La propriété intellectuelle peut être perçue comme une forme de protection et un moyen de conserver de la valeur pour ces communautés. Or, de nombreuses pratiques communautaires sont transmises d’une génération à l’autre; elles n’appartiennent pas à un individu donné mais font partie de croyances et de traditions communes. Comme la propriété intellectuelle est traditionnellement considérée comme un moyen de protéger et de récompenser les créations d’un individu, elle n’est pas adaptée en la matière.
Tandis que l’économie mondiale s’apprête à reprendre son souffle et que les futurs entrepreneurs se préparent à entrer dans la vie professionnelle, il est essentiel qu’ils aient conscience du rôle essentiel que peut jouer la propriété intellectuelle dans leurs projets. L’enseignement de la propriété intellectuelle ne prétend pas à avoir réponse à tout. Il vise à encourager la nouvelle génération à aller de l’avant, à prendre conscience de la valeur de sa créativité, à s’appuyer sur son sens critique et à faire valoir ses positions pour prendre des décisions qui ne seront pas toujours rentables mais qui auront un impact positif à plus long terme.

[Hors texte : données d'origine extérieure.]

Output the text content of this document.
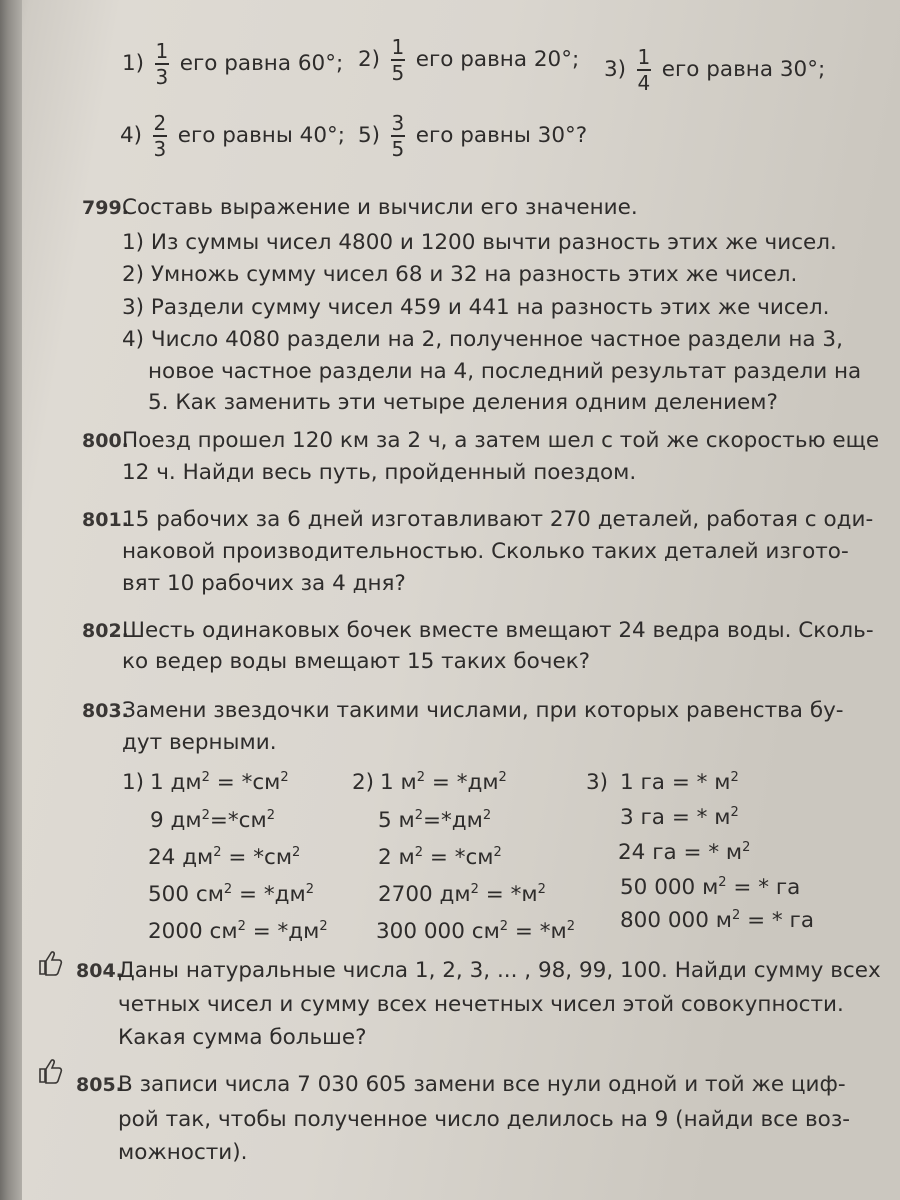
$1) \frac{1}{3}$ его равна 60°; $2) \frac{1}{5}$ его равна 20°; $3) \frac{1}{4}$ его равна 30°;
$4) \frac{2}{3}$ его равны 40°; $5) \frac{3}{5}$ его равны 30°?
799.
Составь выражение и вычисли его значение.
1) Из суммы чисел 4800 и 1200 вычти разность этих же чисел.
2) Умножь сумму чисел 68 и 32 на разность этих же чисел.
3) Раздели сумму чисел 459 и 441 на разность этих же чисел.
4) Число 4080 раздели на 2, полученное частное раздели на 3,
новое частное раздели на 4, последний результат раздели на
5. Как заменить эти четыре деления одним делением?
800.
Поезд прошел 120 км за 2 ч, а затем шел с той же скоростью еще
12 ч. Найди весь путь, пройденный поездом.
801.
15 рабочих за 6 дней изготавливают 270 деталей, работая с оди-
наковой производительностью. Сколько таких деталей изгото-
вят 10 рабочих за 4 дня?
802.
Шесть одинаковых бочек вместе вмещают 24 ведра воды. Сколь-
ко ведер воды вмещают 15 таких бочек?
803.
Замени звездочки такими числами, при которых равенства бу-
дут верными.
1) 1 $дм^2 = *см^2$
9 $дм^2=*см^2$
24 $дм^2 = *см^2$
500 $см^2 = *дм^2$
2000 $см^2 = *дм^2$
2) 1 $м^2 = *дм^2$
5 $м^2=*дм^2$
2 $м^2 = *см^2$
2700 $дм^2 = *м^2$
300 000 $см^2 = *м^2$
3) 1 га = * $м^2$
3 га = * $м^2$
24 га = * $м^2$
50 000 $м^2$ = * га
800 000 $м^2$ = * га
804.
Даны натуральные числа 1, 2, 3, ... , 98, 99, 100. Найди сумму всех
четных чисел и сумму всех нечетных чисел этой совокупности.
Какая сумма больше?
805.
В записи числа 7 030 605 замени все нули одной и той же циф-
рой так, чтобы полученное число делилось на 9 (найди все воз-
можности).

Comme l’admet Joao, “en réalité, je mesure la réussite de mon entreprise avant tout à l’aune de son impact social et environnemental, et j’en fais une priorité, même si ce n’est pas toujours synonyme de rentabilité. Je pense que l’avenir de la mode réside dans le respect, aussi bien envers l’humain qu’envers la planète, et que s’inscrire dans une démarche durable est absolument indispensable”.